His maternal grandfather was Eliezer ben Nathan (Ra'avan). Eliezer studied under his father Joel haLevi of Bonn, as well as under Judah HeHasid, Eliezer of Metz, Judah ben Kalonymus of Mainz (the father of Eleazar of Worms) and many others. He accepted the Rabbinate of Cologne in 1200. His brother died a martyr's death in 1216, after which he is said to have gone temporarily blind and had to dictate his rulings, notes and responsa to his students because he could no longer see the words on the page before him. Eliezer's mourning for him was so great that his vision was impaired and he was compelled to dictate his novellae to his students.

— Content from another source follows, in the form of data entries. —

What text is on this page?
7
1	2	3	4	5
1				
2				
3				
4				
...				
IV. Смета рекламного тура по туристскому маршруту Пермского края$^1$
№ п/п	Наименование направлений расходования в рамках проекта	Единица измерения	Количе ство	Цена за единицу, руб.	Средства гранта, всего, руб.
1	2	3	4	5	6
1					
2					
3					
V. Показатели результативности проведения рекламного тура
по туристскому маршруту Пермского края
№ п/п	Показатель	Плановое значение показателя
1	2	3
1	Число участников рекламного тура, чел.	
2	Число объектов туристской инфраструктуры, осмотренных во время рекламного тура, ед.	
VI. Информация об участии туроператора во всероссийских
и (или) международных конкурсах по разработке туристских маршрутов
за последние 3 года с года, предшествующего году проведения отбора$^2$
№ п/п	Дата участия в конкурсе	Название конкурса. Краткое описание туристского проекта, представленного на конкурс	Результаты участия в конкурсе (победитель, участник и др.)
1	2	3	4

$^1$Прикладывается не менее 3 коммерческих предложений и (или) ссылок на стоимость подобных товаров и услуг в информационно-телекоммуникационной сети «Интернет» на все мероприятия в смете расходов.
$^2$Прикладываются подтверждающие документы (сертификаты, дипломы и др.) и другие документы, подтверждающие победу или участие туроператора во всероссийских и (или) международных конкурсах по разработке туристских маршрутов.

He had a significant influence on Asher ben Jehiel (the ROSH). As a Rishon, he was prominent amongst the Tosafists of the middle-ages, and was a signatory to the Takkanot Shum. In the course of his long life he wandered from place to place: Bonn, Worms, Würzburg, Mainz, Cologne, Regensburg, and throughout France and Lombardy.

His major work, Sefer Avi HaEzri (My Father is my Help), which is more commonly known by its author's acronym as Sefer Ra'avyah (also spelled Sefer Rabiah), is a compendium of articles that he developed into a book. It contains halakhot and legal decisions.